Nigerians in authority and the NASS alike are still grappling with the current powers of the CBN in the face of the autonomy granted it by the Federal Government. Much as that of the CBN could be relevant granting the country's experience during the Abacha saga, but there are still the contents of that autonomy that also seems to have been constituting some hic-ups to certain development. Obviously, the contents of the Customs Service as an institution and the record it has on the ground would not favour what it is currently asking for.

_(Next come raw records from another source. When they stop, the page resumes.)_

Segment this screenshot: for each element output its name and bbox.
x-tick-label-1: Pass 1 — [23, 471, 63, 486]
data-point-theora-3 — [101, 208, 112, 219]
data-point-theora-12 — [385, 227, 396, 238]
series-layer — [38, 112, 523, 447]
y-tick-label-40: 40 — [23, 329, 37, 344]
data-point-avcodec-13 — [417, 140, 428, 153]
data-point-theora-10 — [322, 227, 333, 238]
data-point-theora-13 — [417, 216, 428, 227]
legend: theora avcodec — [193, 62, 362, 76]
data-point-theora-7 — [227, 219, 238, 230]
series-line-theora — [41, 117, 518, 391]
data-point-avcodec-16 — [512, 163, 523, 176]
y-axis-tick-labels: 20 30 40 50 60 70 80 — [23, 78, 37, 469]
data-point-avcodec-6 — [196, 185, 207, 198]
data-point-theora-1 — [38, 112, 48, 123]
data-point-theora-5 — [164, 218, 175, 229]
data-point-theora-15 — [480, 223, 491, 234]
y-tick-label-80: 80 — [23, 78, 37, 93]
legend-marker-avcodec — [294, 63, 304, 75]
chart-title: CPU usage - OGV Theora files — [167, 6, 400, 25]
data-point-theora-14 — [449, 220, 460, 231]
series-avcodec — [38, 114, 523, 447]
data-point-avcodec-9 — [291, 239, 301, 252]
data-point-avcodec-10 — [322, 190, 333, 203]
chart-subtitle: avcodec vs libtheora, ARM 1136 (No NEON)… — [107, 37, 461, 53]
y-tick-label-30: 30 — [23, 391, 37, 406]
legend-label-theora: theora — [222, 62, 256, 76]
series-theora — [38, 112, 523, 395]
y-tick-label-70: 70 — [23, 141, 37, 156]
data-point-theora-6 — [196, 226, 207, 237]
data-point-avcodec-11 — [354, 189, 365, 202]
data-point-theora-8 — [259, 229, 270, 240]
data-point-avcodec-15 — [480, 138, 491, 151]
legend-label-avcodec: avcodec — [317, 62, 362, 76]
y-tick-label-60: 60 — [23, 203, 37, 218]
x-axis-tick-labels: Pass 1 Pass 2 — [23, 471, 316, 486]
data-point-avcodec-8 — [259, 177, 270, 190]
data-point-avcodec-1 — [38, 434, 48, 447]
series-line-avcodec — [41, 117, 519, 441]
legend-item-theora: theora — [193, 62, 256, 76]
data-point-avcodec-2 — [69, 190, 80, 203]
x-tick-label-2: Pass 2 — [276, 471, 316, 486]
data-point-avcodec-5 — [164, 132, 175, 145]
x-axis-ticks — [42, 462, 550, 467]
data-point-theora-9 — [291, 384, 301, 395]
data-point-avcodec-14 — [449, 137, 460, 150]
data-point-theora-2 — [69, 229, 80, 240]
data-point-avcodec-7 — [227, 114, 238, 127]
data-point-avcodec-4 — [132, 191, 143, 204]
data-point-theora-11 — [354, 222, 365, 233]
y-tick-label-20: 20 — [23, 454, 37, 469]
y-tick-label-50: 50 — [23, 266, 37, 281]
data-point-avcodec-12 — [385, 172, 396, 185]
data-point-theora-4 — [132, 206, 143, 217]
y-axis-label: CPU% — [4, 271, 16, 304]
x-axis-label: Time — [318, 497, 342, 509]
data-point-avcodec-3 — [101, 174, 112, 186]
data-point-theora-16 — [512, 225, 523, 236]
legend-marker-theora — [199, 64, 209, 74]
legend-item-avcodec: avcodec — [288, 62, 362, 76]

In fact, it is embarrassing that the Customs Service would summon courage to ask that it be made autonomous at a time when it has exhibited a very low level of competence in handling some of the functions that have been entrusted to it . The funny thing is that, the more the Government tries to empower the customs for better job, the more disastrous its records appear.
Whatever anyone may say of the NASS and its fledgling performance so far, the quality of bills that have been passed since 1999 is an eloquent testimony of its level of patriotism, especially in the areas of economic development. There are strong indications that this Bill may go down in history as the most ambitious and obnoxious bill that has found its way, by any means, to the floor of the National Assembly. Its final story will further reshape the nature of our democracy.